Using the rapid-hardening admixture shown in Table 4, the rapid-hardening cement admixture was blended in the amount shown in Table 4 in 100 parts of the cement composition consisting of ordinary cement and the rapid-hardening admixture, and JIS R 5201. A cylindrical test piece of mortar Φ100×200 mm was prepared according to. The sides of the specimen were sealed with aluminum tape, and the top and bottom surfaces were opened. As for the water absorption method, the lower surface of the test piece was immersed in a water bath up to 1 cm, and the test piece was split 24 hours after the immersion, and the penetration depth of water was measured using a vernier caliper. Table 4 shows the results.
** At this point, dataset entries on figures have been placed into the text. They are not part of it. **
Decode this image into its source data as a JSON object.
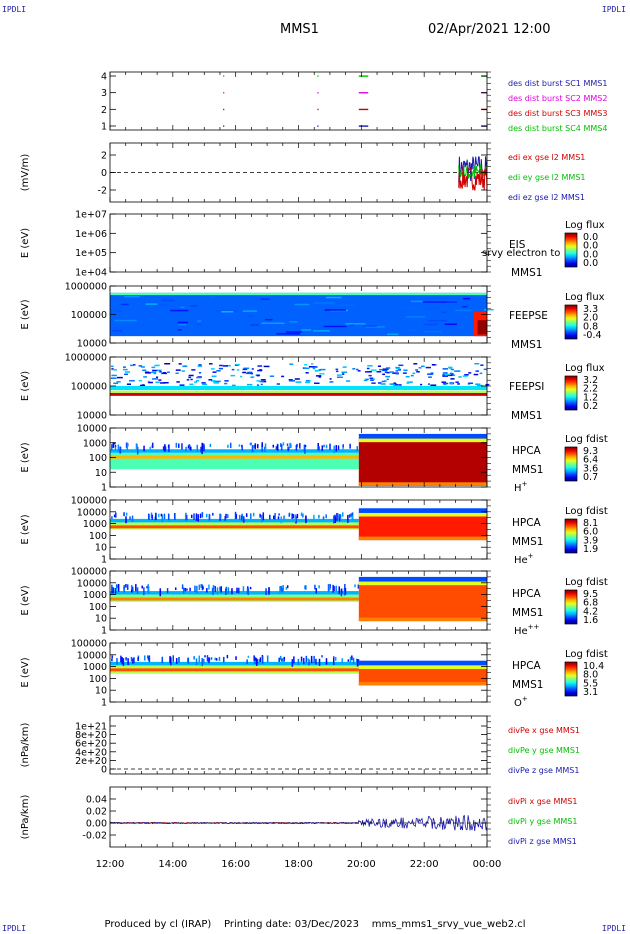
{
  "header": {
    "corner_label": "IPDLI",
    "spacecraft": "MMS1",
    "datetime": "02/Apr/2021 12:00"
  },
  "footer": {
    "produced_by": "Produced by cl (IRAP)",
    "printing_date": "Printing date: 03/Dec/2023",
    "script": "mms_mms1_srvy_vue_web2.cl"
  },
  "colors": {
    "blue": "#1a1aa8",
    "magenta": "#e000e0",
    "red": "#d00000",
    "green": "#00c000"
  },
  "chart_data": {
    "type": "multi-panel time series",
    "x_ticks": [
      "12:00",
      "14:00",
      "16:00",
      "18:00",
      "20:00",
      "22:00",
      "00:00"
    ],
    "panels": [
      {
        "id": "desdist",
        "type": "scatter",
        "y_ticks": [
          "4",
          "3",
          "2",
          "1"
        ],
        "legend": [
          {
            "label": "des dist burst SC1 MMS1",
            "color": "#1a1aa8"
          },
          {
            "label": "des dist burst SC2 MMS2",
            "color": "#e000e0"
          },
          {
            "label": "des dist burst SC3 MMS3",
            "color": "#d00000"
          },
          {
            "label": "des dist burst SC4 MMS4",
            "color": "#00c000"
          }
        ]
      },
      {
        "id": "edi",
        "type": "line",
        "ylabel": "(mV/m)",
        "y_ticks": [
          "2",
          "0",
          "-2"
        ],
        "legend": [
          {
            "label": "edi ex gse l2 MMS1",
            "color": "#d00000"
          },
          {
            "label": "edi ey gse l2 MMS1",
            "color": "#00c000"
          },
          {
            "label": "edi ez gse l2 MMS1",
            "color": "#1a1aa8"
          }
        ]
      },
      {
        "id": "eis",
        "type": "heatmap",
        "ylabel": "E (eV)",
        "y_ticks": [
          "1e+07",
          "1e+06",
          "1e+05",
          "1e+04"
        ],
        "instrument": "EIS",
        "overlay": "srvy electron to",
        "spacecraft": "MMS1",
        "colorbar_title": "Log flux",
        "colorbar_ticks": [
          "0.0",
          "0.0",
          "0.0",
          "0.0"
        ]
      },
      {
        "id": "feepse",
        "type": "heatmap",
        "ylabel": "E (eV)",
        "y_ticks": [
          "1000000",
          "100000",
          "10000"
        ],
        "instrument": "FEEPSE",
        "spacecraft": "MMS1",
        "colorbar_title": "Log flux",
        "colorbar_ticks": [
          "3.3",
          "2.0",
          "0.8",
          "-0.4"
        ]
      },
      {
        "id": "feepsi",
        "type": "heatmap",
        "ylabel": "E (eV)",
        "y_ticks": [
          "1000000",
          "100000",
          "10000"
        ],
        "instrument": "FEEPSI",
        "spacecraft": "MMS1",
        "colorbar_title": "Log flux",
        "colorbar_ticks": [
          "3.2",
          "2.2",
          "1.2",
          "0.2"
        ]
      },
      {
        "id": "hpca_h",
        "type": "heatmap",
        "ylabel": "E (eV)",
        "y_ticks": [
          "10000",
          "1000",
          "100",
          "10",
          "1"
        ],
        "instrument": "HPCA",
        "spacecraft": "MMS1",
        "species": "H",
        "species_sup": "+",
        "colorbar_title": "Log fdist",
        "colorbar_ticks": [
          "9.3",
          "6.4",
          "3.6",
          "0.7"
        ]
      },
      {
        "id": "hpca_he",
        "type": "heatmap",
        "ylabel": "E (eV)",
        "y_ticks": [
          "100000",
          "10000",
          "1000",
          "100",
          "10",
          "1"
        ],
        "instrument": "HPCA",
        "spacecraft": "MMS1",
        "species": "He",
        "species_sup": "+",
        "colorbar_title": "Log fdist",
        "colorbar_ticks": [
          "8.1",
          "6.0",
          "3.9",
          "1.9"
        ]
      },
      {
        "id": "hpca_he2",
        "type": "heatmap",
        "ylabel": "E (eV)",
        "y_ticks": [
          "100000",
          "10000",
          "1000",
          "100",
          "10",
          "1"
        ],
        "instrument": "HPCA",
        "spacecraft": "MMS1",
        "species": "He",
        "species_sup": "++",
        "colorbar_title": "Log fdist",
        "colorbar_ticks": [
          "9.5",
          "6.8",
          "4.2",
          "1.6"
        ]
      },
      {
        "id": "hpca_o",
        "type": "heatmap",
        "ylabel": "E (eV)",
        "y_ticks": [
          "100000",
          "10000",
          "1000",
          "100",
          "10",
          "1"
        ],
        "instrument": "HPCA",
        "spacecraft": "MMS1",
        "species": "O",
        "species_sup": "+",
        "colorbar_title": "Log fdist",
        "colorbar_ticks": [
          "10.4",
          "8.0",
          "5.5",
          "3.1"
        ]
      },
      {
        "id": "divpe",
        "type": "line",
        "ylabel": "(nPa/km)",
        "y_ticks": [
          "1e+21",
          "8e+20",
          "6e+20",
          "4e+20",
          "2e+20",
          "0"
        ],
        "legend": [
          {
            "label": "divPe x gse MMS1",
            "color": "#d00000"
          },
          {
            "label": "divPe y gse MMS1",
            "color": "#00c000"
          },
          {
            "label": "divPe z gse MMS1",
            "color": "#1a1aa8"
          }
        ]
      },
      {
        "id": "divpi",
        "type": "line",
        "ylabel": "(nPa/km)",
        "y_ticks": [
          "0.04",
          "0.02",
          "0.00",
          "-0.02"
        ],
        "legend": [
          {
            "label": "divPi x gse MMS1",
            "color": "#d00000"
          },
          {
            "label": "divPi y gse MMS1",
            "color": "#00c000"
          },
          {
            "label": "divPi z gse MMS1",
            "color": "#1a1aa8"
          }
        ]
      }
    ]
  }
}
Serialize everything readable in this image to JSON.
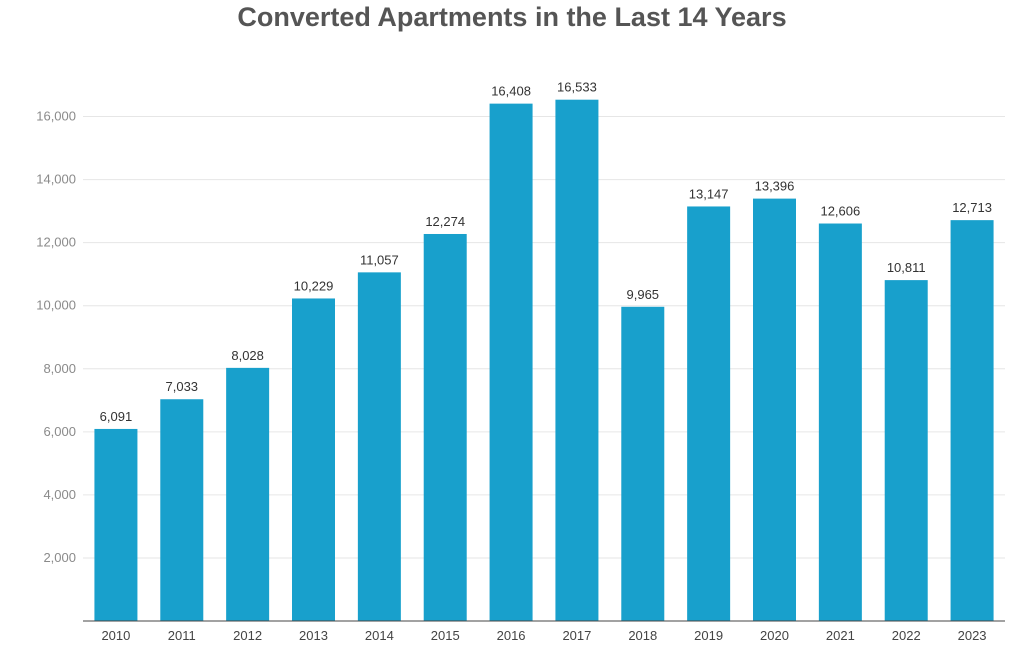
{
  "chart_data": {
    "type": "bar",
    "title": "Converted Apartments in the Last 14 Years",
    "xlabel": "",
    "ylabel": "",
    "categories": [
      "2010",
      "2011",
      "2012",
      "2013",
      "2014",
      "2015",
      "2016",
      "2017",
      "2018",
      "2019",
      "2020",
      "2021",
      "2022",
      "2023"
    ],
    "values": [
      6091,
      7033,
      8028,
      10229,
      11057,
      12274,
      16408,
      16533,
      9965,
      13147,
      13396,
      12606,
      10811,
      12713
    ],
    "value_labels": [
      "6,091",
      "7,033",
      "8,028",
      "10,229",
      "11,057",
      "12,274",
      "16,408",
      "16,533",
      "9,965",
      "13,147",
      "13,396",
      "12,606",
      "10,811",
      "12,713"
    ],
    "ylim": [
      0,
      16000
    ],
    "yticks": [
      2000,
      4000,
      6000,
      8000,
      10000,
      12000,
      14000,
      16000
    ],
    "ytick_labels": [
      "2,000",
      "4,000",
      "6,000",
      "8,000",
      "10,000",
      "12,000",
      "14,000",
      "16,000"
    ],
    "grid": true,
    "bar_color": "#18a0cc"
  }
}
From the results in Table 1, it can be seen that the quick-hardening admixture of the present invention has a high carbonation reaction rate and a high production amount of vaterite.
The results in Table 2 also show that the mortars prepared using these quick-hardening admixtures of the present invention have a high compressive strength and a small neutralization depth. That is, it can be seen that the use of the quick-hardening admixture of the present invention exhibits strength development in a short period of time and good resistance to neutralization.
In contrast, the cement admixtures 13 to 15 presented as comparative examples have low compressive strength and deep neutralization depths.
Moreover, from the results in Table 3, it can be seen that the addition of the retarder improves the fluidity retention rate.
Furthermore, from the results in Table 4, it can be seen that the quick-hardening cement composition using the quick-hardening admixture of the present invention has a shallow water penetration depth and excellent water penetration resistance.

According to the quick-hardening admixture and the quick-hardening cement composition of the present invention, short-term strength can be achieved, and an excellent neutralization suppressing effect can be exhibited. Furthermore, since it is excellent in moisture permeation resistance after neutralization, it is suitable as a concrete material in civil engineering or construction, especially as a repair material.

Claims (5)

A cement admixture containing one or more non-hydraulic compounds selected from the group consisting of γ-2CaO·SiO ₂ , 3CaO·2SiO ₂ , α-CaO·SiO ₂ , and calcium magnesium silicate, A cement admixture containing Li in a non-hydraulic compound and having a Li content of 0.001 to 1.0% by mass in terms of oxide, and an alkali metal salt and/or an alkaline earth metal salt. A rapid hardening admixture. The chemical composition in 100 parts by mass of the cement admixture is 0.001 to 1.0 parts by mass of Li ₂ O, 45 to 70 parts by mass of CaO, 29 to 54 parts by mass of SiO ₂ , and 0 parts by mass of Al ₂ O _3. The quick-hardening admixture according to claim 1, containing up to 10 parts by mass. 3. The quick-hardening admixture according to claim 1, wherein said alkali metal salt and alkaline earth metal salt are respectively nitrite and/or nitrate. 4. The composition according to any one of claims 1 to 3, further comprising a curing modifier, wherein said curing modifier is one or more selected from the group consisting of inorganic carbonates, organic acids and salts of said organic acids. The quick-hardening admixture described in . A quick-hardening cement composition comprising cement and the quick-hardening admixture according to any one of claims 1 to 4.